10月だったか、NHKだかBSだかで、ケン・ローチ監督と是枝監督が対談しているのを見た記憶がある。「テーマが重いし・・あまり関係ないかな」「最新作の番宣?『家族を思うとき』なんて、あまりセンスの良いタイトルじゃないな」なんて思い録画はしたが消去した。

でも、何となく気になっていたので、14日からKBCシネマで上映されると知り見ることにした。
驚いたことに今日本で子着ていることが描かれていた。今、日本では長時間労働や低賃金の是正など働き方改革が謳われているが、労働環境が“ブラック化”しているのは日本だけではないらしい。
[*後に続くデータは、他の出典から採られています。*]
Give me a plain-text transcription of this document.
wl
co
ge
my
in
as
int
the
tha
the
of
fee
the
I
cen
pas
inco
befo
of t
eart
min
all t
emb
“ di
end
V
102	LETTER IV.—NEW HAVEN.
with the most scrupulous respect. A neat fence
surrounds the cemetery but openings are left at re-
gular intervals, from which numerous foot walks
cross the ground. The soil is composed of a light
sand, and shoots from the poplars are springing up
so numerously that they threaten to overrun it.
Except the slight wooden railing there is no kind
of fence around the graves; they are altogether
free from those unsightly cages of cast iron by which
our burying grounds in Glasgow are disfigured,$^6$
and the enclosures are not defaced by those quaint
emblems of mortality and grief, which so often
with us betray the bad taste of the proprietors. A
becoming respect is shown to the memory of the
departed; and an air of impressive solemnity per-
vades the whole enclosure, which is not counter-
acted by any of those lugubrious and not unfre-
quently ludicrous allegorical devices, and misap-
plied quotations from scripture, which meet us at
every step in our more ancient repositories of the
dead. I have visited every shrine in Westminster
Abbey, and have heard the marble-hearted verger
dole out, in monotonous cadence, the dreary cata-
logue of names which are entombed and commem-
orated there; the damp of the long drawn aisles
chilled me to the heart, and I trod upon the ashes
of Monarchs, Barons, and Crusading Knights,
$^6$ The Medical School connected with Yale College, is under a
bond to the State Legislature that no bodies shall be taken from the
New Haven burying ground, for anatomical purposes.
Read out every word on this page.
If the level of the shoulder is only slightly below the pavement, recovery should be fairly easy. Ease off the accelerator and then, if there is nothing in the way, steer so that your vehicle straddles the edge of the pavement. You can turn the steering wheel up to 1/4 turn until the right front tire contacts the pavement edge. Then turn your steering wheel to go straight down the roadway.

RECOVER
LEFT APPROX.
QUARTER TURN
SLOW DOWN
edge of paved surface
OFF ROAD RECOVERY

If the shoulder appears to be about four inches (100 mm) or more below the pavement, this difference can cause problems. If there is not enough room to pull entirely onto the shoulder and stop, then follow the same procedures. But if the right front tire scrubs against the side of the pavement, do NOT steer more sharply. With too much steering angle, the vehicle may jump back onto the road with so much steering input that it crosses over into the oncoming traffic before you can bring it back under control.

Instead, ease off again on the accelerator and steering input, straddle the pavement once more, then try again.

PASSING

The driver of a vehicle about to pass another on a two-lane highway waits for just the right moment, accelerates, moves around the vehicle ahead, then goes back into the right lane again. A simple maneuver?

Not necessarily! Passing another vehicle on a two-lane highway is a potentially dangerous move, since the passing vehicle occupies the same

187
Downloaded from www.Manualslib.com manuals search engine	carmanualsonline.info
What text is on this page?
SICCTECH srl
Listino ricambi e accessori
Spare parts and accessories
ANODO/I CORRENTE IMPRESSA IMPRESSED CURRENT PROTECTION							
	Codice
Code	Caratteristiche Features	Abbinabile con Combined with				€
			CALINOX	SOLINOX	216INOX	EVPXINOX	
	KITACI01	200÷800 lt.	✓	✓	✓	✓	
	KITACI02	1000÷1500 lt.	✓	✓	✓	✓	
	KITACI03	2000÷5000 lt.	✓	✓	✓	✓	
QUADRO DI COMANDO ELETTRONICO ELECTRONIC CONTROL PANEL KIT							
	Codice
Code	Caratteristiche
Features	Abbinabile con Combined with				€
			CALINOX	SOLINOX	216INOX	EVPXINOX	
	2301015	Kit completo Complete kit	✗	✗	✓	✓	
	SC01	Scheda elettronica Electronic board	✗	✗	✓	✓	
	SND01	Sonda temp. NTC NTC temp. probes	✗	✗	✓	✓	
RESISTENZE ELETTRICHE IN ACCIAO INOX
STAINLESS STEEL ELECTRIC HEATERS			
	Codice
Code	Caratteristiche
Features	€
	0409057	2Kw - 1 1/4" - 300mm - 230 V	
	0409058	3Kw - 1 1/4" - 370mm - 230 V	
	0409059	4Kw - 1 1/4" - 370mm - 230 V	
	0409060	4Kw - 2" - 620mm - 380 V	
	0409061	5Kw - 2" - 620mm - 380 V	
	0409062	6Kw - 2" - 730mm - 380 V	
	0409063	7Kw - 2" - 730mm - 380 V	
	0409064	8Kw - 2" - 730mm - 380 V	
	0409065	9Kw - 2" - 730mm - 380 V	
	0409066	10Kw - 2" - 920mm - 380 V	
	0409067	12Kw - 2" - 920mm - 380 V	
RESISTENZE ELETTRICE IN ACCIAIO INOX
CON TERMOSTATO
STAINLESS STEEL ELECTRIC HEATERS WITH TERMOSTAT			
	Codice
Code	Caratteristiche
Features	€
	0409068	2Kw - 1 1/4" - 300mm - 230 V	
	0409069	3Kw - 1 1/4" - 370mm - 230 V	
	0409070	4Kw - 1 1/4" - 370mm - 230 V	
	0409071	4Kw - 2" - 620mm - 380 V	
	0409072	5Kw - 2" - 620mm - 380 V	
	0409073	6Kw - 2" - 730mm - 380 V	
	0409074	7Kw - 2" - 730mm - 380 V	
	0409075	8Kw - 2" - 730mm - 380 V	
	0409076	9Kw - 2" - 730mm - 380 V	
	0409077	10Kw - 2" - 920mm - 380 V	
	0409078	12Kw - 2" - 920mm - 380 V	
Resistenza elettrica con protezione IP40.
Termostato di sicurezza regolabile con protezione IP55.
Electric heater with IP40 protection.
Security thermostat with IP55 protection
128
安い給料でこき使われることに懲りた主人公が、夢のマイホームを手に入れられると思いフランチャイズの宅配ドライバーになった。1日14時間週6日の過酷な労働環境で休むこともままならない。家族は介護福祉士の妻と小学生の娘、高校生の息子と4人暮らし。働けば働くほど家族の関係に亀裂が入っていく。普通、映画は最後に微かな希望を残してくれるものなのだが、私には光は見えなかった。監督は問題を投げかけて終わったということか。重い。

映画を見た後、ネットのコメントに「高いお金出して暗い映画見るなんてばかばかしいかも。」と書き込みがあった。以前、明るく元気な友人から同じセリフを聞いたことがある。

私には80歳を超えた父と母がいる。
私は正規雇用であるが残業は多い。残業で帰りが遅いと早く寝てしまうため会話がない。朝ごはんの時だけ話をする。そして「早く帰ってきてね?」と送り出される。一度、母に「なんでそんなこと言うの?」と聞いたことがある。返事はなかった。「寂しいから」とは言えなかったのだろう。が、会話する時間が少なくなればなるほど母は言葉を忘れていく。家族の時間を大切にすれば、仕事ができなくなる。一緒にいる家族が子どもでも、年寄りでも同じなんだ。

今の私にできること。明日は早く帰って家族のために沢山時間を作ろう。